Разъяснения потом. Все разъяснения потом, ибо, сдерживая слезы, стараюсь изложить непременное и главное.

Прибегаю, реву не в голос, по-бабьи, а внутрях и стенаю так, что ребрышко каждое холодной болью продувается, и чую некоторую предпоследнюю опустелость, нечто вроде смерти, одним словом.

Падаю на колени перед негасимым синим огнем с розовым венчиком от дождя осеннего, моросящего, падаю, ударяюсь о мраморный гранит кающимся лбом и стенаю:

– Леня! Все сделаю. Все. Ты тут будешь лежать, а не я. Прости. Не надо мне славы твоей посмертной. Я ведь думал, что живой – я, а ты – мертвый, но все теперь наоборот. Прости… Исправлю такое положение? Незамедлительно исправлю. Все на свои места встанет. Жизнь доживу вполне откровенно, а у тебя времени – до Страшного Суда, перед которым могу предстать хоть сейчас, ибо отдаленность его для меня – пытка. Пытка. Прости, Леня!

Лечу, словно птица на одном крыле, обратно домой. Беру фанеры лист. Палку к нему прибиваю.
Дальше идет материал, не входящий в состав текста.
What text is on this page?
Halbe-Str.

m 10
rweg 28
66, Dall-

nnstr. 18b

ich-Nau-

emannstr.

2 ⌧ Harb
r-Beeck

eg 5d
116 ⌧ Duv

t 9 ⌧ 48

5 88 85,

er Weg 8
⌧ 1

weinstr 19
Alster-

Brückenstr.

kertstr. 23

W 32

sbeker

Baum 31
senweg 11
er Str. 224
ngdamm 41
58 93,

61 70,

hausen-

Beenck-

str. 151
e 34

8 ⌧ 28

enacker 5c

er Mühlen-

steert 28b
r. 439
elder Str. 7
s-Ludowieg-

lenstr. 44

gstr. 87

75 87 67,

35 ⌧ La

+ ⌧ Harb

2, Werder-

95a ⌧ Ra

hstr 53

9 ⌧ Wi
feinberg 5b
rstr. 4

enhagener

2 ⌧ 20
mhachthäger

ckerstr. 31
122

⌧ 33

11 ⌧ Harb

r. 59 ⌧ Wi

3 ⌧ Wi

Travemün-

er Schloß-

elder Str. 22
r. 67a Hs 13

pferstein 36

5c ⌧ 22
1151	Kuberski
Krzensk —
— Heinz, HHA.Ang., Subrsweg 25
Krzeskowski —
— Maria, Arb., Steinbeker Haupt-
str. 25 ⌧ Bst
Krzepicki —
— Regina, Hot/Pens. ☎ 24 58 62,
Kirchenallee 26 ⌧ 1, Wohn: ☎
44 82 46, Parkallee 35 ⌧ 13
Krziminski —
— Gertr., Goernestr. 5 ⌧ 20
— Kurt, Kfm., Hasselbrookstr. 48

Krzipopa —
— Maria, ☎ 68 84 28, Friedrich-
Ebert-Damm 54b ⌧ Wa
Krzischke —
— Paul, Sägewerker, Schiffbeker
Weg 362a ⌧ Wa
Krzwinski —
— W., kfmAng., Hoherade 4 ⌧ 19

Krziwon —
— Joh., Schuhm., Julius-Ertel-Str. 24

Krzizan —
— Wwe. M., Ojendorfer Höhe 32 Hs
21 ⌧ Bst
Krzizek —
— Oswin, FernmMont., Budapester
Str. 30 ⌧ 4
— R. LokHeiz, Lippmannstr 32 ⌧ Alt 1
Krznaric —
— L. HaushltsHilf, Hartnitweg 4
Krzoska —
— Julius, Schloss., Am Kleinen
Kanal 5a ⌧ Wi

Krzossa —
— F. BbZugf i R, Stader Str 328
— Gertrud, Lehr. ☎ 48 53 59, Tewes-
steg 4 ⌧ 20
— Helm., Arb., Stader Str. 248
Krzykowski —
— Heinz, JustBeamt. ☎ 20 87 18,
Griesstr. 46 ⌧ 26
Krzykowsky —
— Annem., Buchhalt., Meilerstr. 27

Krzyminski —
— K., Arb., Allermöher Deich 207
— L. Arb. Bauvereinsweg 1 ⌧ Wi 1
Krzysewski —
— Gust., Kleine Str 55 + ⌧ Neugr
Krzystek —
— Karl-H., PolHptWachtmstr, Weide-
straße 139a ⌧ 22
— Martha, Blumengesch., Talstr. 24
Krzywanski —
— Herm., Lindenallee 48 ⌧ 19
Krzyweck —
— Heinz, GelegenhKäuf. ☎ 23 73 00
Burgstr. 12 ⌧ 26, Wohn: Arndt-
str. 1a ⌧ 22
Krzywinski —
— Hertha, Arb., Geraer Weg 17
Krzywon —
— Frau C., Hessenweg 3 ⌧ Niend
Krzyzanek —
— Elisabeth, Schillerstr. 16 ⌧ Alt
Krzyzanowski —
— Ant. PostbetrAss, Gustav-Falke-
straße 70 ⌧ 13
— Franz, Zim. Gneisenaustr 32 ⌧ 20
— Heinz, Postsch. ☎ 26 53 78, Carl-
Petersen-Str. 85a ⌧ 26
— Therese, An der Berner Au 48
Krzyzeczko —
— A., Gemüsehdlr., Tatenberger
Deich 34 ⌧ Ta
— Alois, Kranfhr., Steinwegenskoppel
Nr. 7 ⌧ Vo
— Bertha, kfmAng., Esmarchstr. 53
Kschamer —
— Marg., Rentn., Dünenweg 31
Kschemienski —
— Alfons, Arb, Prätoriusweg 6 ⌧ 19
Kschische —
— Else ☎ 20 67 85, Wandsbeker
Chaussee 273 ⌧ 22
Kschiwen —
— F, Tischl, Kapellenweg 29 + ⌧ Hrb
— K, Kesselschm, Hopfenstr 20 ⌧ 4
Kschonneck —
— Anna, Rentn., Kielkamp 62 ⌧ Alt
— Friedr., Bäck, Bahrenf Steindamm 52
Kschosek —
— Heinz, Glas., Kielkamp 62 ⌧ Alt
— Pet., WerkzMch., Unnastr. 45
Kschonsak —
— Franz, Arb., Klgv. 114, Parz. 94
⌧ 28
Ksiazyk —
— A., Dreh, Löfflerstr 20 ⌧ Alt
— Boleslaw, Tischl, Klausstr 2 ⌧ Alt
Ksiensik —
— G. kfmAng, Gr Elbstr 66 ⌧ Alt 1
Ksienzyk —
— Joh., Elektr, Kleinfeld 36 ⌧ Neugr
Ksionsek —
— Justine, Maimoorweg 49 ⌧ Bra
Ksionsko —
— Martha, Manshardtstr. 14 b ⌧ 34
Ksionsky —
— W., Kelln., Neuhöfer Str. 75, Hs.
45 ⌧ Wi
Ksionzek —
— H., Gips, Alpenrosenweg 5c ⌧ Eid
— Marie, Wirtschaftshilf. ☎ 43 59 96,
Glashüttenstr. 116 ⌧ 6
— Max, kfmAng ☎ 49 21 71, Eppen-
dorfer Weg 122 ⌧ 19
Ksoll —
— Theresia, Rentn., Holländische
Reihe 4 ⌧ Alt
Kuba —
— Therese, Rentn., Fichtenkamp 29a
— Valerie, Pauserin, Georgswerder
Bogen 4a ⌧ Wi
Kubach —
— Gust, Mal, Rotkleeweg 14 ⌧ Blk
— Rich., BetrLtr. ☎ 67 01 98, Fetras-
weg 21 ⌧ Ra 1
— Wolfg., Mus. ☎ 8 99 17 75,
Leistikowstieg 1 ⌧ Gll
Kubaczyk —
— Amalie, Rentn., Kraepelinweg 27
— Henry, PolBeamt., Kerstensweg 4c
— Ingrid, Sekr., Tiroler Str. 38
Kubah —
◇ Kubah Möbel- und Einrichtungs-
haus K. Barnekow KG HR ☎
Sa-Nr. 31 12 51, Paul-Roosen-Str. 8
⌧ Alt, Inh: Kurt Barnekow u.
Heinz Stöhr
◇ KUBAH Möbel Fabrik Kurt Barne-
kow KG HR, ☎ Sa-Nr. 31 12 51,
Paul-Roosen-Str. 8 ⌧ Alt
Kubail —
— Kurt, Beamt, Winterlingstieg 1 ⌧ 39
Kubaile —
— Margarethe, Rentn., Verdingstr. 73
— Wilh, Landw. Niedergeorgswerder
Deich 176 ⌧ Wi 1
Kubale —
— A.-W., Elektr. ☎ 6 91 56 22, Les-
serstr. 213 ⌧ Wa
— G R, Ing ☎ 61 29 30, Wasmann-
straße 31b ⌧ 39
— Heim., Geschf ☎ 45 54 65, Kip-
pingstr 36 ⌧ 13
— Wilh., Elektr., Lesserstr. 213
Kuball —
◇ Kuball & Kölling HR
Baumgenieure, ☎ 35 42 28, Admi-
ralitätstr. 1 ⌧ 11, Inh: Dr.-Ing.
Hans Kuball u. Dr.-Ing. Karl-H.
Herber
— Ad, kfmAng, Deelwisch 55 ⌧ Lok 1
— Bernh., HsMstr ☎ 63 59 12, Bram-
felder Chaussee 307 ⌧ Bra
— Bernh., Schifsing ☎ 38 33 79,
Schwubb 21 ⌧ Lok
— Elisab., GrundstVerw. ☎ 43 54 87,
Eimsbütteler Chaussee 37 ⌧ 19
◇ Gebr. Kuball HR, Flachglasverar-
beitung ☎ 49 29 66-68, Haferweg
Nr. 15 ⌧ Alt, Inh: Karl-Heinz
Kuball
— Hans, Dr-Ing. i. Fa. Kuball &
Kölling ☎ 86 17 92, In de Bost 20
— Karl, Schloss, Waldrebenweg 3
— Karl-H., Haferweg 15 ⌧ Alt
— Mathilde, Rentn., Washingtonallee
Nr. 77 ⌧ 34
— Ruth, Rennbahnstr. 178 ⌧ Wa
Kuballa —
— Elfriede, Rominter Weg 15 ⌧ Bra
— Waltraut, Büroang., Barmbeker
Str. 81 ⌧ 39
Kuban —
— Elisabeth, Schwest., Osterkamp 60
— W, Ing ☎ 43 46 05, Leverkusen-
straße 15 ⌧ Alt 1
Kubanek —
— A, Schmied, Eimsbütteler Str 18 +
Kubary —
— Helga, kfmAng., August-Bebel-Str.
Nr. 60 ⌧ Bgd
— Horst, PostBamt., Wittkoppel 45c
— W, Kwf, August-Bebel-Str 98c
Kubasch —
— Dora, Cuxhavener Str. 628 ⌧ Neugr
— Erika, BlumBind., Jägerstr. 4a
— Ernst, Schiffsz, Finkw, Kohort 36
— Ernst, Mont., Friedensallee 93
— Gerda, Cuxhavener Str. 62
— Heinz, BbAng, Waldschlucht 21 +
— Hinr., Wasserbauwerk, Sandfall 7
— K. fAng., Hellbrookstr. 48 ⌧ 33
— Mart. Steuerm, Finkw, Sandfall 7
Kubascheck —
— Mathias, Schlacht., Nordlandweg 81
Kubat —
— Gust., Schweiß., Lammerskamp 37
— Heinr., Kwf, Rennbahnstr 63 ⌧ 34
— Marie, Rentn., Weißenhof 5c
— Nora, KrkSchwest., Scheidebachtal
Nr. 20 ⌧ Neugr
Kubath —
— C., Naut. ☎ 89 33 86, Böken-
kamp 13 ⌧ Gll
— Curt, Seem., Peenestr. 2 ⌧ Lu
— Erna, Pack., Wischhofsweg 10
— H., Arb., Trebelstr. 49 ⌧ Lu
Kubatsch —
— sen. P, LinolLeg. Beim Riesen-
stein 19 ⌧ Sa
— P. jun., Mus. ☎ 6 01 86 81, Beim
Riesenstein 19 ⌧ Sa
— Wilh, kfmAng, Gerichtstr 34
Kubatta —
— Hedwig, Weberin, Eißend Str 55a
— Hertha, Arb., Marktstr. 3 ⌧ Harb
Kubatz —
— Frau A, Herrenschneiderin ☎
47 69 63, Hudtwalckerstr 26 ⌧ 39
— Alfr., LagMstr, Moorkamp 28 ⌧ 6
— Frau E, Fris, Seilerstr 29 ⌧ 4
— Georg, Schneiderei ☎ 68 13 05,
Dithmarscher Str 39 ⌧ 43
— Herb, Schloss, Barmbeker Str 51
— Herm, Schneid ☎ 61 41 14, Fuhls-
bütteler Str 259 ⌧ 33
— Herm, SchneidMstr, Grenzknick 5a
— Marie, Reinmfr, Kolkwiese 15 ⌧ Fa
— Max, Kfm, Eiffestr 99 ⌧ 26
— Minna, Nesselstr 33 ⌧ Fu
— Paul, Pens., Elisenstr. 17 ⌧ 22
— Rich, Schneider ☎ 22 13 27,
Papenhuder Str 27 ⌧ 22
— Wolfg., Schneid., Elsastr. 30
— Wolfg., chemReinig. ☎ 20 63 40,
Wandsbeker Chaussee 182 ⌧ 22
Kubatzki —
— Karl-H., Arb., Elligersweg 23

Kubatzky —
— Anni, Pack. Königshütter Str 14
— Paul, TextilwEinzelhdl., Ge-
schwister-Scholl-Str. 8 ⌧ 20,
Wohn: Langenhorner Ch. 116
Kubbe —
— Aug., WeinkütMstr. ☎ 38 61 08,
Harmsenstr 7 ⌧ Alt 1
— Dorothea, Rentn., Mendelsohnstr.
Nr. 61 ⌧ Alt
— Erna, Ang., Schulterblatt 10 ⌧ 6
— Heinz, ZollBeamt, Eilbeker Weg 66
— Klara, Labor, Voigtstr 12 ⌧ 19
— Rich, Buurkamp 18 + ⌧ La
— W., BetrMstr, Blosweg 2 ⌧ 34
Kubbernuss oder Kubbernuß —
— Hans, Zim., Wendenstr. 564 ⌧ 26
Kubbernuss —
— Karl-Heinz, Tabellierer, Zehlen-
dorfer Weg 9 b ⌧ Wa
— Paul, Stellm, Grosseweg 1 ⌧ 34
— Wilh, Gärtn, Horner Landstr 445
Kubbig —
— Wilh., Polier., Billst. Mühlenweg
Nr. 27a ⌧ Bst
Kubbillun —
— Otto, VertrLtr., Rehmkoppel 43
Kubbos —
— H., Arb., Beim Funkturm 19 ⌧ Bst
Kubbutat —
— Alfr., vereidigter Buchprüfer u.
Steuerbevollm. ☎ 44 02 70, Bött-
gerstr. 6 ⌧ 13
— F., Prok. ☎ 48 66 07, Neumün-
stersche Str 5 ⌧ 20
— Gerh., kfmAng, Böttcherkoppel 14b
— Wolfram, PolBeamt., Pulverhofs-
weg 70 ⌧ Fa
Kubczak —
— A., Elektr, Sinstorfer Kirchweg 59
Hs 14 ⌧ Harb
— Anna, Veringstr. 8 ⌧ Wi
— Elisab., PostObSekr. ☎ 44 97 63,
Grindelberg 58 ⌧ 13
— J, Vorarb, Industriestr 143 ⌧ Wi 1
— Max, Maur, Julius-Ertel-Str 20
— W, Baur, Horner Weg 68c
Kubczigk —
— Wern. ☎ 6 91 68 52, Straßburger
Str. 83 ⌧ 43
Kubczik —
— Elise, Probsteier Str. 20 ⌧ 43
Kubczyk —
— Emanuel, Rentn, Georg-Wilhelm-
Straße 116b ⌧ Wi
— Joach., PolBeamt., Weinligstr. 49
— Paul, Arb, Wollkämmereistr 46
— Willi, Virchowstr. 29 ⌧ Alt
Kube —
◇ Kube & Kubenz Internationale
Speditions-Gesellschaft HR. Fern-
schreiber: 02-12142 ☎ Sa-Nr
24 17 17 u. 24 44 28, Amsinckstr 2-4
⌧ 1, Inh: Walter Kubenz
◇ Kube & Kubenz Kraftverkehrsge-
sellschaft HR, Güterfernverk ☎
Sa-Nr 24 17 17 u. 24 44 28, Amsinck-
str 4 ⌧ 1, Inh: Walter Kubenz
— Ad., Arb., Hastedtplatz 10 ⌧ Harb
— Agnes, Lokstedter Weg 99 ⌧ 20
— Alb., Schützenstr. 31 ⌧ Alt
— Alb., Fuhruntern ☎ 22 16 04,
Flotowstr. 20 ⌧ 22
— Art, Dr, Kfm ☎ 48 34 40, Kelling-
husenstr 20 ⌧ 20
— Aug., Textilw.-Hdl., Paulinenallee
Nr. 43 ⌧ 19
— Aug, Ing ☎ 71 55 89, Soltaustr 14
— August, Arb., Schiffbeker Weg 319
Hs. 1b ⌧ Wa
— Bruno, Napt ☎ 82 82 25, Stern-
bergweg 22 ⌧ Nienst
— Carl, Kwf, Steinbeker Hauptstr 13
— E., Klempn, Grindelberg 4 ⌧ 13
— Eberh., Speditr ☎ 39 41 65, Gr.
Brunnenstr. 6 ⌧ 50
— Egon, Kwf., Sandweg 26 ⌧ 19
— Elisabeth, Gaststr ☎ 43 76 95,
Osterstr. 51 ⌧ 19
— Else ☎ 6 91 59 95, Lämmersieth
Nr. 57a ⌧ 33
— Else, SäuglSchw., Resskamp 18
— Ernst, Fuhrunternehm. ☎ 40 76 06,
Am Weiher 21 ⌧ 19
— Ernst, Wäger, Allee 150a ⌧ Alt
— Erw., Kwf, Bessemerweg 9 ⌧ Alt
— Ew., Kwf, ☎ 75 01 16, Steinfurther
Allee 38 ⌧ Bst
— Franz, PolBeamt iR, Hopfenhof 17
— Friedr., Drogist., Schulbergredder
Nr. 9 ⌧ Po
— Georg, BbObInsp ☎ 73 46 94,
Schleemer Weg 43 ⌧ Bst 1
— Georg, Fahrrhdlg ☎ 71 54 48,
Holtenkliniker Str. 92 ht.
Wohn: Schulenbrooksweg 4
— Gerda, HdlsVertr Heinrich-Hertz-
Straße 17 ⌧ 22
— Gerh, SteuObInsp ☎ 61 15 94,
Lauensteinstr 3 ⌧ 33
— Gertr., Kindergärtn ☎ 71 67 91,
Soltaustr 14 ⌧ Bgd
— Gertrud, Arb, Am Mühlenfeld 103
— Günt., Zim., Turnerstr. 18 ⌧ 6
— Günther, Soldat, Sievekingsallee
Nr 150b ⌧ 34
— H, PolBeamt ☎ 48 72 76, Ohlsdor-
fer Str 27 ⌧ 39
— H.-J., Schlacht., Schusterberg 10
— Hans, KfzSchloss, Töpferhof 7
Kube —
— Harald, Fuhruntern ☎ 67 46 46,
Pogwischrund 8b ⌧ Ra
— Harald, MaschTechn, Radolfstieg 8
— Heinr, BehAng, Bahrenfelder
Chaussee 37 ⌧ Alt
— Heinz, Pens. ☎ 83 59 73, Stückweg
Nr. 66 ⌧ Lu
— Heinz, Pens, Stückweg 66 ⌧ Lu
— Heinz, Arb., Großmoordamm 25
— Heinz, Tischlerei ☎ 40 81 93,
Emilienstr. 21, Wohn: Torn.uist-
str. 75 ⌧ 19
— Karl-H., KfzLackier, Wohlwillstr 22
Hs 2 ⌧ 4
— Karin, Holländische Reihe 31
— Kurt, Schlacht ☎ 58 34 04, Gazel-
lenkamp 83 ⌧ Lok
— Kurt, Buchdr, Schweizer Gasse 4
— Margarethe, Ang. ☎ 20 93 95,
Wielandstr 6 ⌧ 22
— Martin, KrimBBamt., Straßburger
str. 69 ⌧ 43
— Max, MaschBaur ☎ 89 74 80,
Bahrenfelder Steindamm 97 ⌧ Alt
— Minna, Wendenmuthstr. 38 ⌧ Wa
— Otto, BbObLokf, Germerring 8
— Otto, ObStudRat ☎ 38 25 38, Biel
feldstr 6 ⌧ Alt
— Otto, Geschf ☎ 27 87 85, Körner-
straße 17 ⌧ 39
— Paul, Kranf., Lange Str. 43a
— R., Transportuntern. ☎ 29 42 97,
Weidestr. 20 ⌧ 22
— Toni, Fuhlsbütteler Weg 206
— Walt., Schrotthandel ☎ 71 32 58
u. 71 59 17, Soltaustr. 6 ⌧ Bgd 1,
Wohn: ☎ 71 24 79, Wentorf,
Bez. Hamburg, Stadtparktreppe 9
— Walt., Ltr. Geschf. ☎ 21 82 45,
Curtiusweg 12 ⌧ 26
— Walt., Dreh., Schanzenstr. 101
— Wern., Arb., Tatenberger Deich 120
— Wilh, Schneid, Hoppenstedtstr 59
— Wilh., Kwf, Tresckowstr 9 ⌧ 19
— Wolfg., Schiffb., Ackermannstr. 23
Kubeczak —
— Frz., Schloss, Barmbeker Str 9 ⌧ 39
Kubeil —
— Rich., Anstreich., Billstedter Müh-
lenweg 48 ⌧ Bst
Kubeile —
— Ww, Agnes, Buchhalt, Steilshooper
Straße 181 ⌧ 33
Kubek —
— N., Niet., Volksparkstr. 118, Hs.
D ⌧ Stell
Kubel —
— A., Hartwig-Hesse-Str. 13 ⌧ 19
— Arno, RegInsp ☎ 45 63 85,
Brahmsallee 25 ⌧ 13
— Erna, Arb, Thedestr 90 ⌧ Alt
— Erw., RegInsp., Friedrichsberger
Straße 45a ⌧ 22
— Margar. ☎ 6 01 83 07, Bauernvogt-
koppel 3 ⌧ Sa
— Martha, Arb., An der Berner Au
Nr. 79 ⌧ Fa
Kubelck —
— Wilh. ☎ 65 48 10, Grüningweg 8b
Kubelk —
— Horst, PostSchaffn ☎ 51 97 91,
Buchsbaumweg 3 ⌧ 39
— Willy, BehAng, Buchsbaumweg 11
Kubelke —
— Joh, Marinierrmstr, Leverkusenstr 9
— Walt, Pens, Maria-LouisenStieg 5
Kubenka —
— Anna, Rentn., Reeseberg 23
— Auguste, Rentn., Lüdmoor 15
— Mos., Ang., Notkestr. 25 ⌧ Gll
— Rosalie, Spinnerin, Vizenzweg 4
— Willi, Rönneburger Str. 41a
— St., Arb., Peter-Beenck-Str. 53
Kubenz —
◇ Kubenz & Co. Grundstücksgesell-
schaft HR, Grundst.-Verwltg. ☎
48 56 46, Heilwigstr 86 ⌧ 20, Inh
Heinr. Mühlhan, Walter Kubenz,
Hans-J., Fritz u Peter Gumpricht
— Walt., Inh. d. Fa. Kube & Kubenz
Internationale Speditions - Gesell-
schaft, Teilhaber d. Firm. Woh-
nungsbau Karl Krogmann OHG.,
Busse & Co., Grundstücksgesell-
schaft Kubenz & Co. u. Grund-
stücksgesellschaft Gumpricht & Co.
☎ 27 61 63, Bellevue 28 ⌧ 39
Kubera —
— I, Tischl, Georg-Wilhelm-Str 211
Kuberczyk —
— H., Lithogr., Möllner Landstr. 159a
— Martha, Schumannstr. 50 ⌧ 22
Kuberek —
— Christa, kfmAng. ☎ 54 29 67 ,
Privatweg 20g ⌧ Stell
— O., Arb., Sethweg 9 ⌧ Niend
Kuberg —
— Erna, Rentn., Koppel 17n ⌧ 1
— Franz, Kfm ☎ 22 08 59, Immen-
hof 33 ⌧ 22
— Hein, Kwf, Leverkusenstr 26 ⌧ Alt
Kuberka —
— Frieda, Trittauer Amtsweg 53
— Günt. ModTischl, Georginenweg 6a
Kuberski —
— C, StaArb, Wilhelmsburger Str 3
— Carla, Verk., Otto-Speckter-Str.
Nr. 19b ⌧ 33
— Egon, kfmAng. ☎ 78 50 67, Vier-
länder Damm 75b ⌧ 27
Пишу на фанере чернильным карандашом, как на посылках в деревню временами:

ЗДЕСЬ НАВЕКИ ЗАХОРОНЕН ИЗВЕСТНЫЙ РЯДОВОЙ СОЛДАТ Л. И. БАЙКИН.

«Погиб смертью храбрых» не стал я писать, так как это было бы неправдой. Не было ни в нем тогда, ни во мне никакой храбрости, а лишь страсть была спасти солдатские наши, нужные Родине жизни от непростительной, дураковатой смерти, на которую, маршал, жестоко и подло обрекли нас Гитлер со своим дружком Сталиным.